Chaque semaine, la Feuille constituante chronique l'actualité politique et lui donne une dimension constituante. Ce 2 septembre, Alphée Roche-Noël préconise, plutôt que de «commenter l'Acte II du quinquennat» Macron, de «préparer le nouvel An I de la République».

Les Constituants

À grands coups de trompette, les chroniqueurs officiels annoncent déjà l’« Acte II » du règne d’Emmanuel Macron. Instruit par la « crise des gilets jaunes », le roi-président aurait changé de « méthode », mais nullement d'« objectif ». Autrement dit : glissé sa main de fer dans un gant de velours.

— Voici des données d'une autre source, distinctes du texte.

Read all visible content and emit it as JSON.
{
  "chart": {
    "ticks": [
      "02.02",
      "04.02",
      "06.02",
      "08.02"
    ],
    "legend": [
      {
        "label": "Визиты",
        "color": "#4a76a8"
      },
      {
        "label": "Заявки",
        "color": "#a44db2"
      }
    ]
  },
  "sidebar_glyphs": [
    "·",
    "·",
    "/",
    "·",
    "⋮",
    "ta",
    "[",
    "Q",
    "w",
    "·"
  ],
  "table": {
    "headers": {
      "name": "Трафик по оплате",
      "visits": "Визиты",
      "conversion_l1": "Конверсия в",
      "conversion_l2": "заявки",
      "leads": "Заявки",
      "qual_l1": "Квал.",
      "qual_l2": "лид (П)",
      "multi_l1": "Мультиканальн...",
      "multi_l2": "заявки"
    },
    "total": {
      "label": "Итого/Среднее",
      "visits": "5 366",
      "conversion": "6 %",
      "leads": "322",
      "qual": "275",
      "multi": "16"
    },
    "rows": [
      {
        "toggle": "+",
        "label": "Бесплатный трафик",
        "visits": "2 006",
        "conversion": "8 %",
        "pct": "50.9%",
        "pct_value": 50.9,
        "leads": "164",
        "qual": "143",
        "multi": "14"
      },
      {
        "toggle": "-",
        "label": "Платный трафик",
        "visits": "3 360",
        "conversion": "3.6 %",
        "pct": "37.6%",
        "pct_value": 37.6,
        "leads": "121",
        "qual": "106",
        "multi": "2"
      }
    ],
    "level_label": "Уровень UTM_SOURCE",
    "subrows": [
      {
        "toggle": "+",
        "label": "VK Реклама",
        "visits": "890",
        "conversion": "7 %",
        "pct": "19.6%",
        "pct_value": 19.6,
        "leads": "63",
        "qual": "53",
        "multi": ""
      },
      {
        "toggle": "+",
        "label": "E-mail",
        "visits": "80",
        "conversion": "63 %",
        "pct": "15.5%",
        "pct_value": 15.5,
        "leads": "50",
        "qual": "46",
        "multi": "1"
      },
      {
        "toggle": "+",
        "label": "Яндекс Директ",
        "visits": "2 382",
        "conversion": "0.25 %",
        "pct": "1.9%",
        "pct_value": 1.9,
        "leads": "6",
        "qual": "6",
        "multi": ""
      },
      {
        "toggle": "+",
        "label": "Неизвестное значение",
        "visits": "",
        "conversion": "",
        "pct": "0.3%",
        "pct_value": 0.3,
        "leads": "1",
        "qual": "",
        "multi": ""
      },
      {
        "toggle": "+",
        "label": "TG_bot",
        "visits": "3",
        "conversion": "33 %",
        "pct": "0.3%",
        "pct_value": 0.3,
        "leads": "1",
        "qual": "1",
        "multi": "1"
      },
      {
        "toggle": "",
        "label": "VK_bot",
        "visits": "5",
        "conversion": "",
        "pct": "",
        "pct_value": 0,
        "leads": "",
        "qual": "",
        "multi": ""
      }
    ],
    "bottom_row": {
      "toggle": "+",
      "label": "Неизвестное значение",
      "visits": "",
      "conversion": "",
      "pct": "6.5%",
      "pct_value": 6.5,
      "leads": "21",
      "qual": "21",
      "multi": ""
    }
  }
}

La comédie de la concertation ne résiste pas à l’analyse des faits. Après avoir sabré les droits sociaux, le gouvernement s’attaque aux retraites des travailleurs. Il continue de brader les biens communs et entrave le recueil des signatures contre la privatisation d’Aéroports de Paris. Les gilets jaunes se sont vu opposer une fin de non-recevoir : l’ISF ne sera pas restauré et le RIC ne verra pas le jour. Tandis que l’État livre la société au marché, les classes moyennes et populaires tirent la langue. L’extrême droite, elle, attend son tour.

Alors, que faire ? Consentir à se battre sur le seul terrain des institutions actuelles ? Autant reconnaître d’emblée la défaite. La 5e République est un régime conservateur : le système y protège le système. Une fois l’onction du suffrage universel obtenue, l’opposition y a principalement valeur de témoignage.

Heureusement, d’innombrables Français ne se satisfont plus de cet état de fait. Depuis près d’un an, leur mot d’ordre est : « nous ne nous contentons plus d’être des individus : nous revendiquons notre droit à la citoyenneté ». Cette volonté doit conduire au dépassement des cadres éculés du césarisme présidentiel, du parlement aux ordres et du peuple résigné.

Aussi vrai qu’il n’y aura pas de nouvelle société sortie d’institutions datées, nous pouvons transformer ce mouvement en faisant de la question constituante la première question à l’ordre du jour, dès aujourd’hui et d’ici à 2022. En affirmant que le moment est venu de refonder le contrat social, réécrire les règles communes, proclamer de nouveaux droits émancipateurs.   

Plutôt que de commenter l'Acte II du quinquennat, préparons le nouvel An I de la République.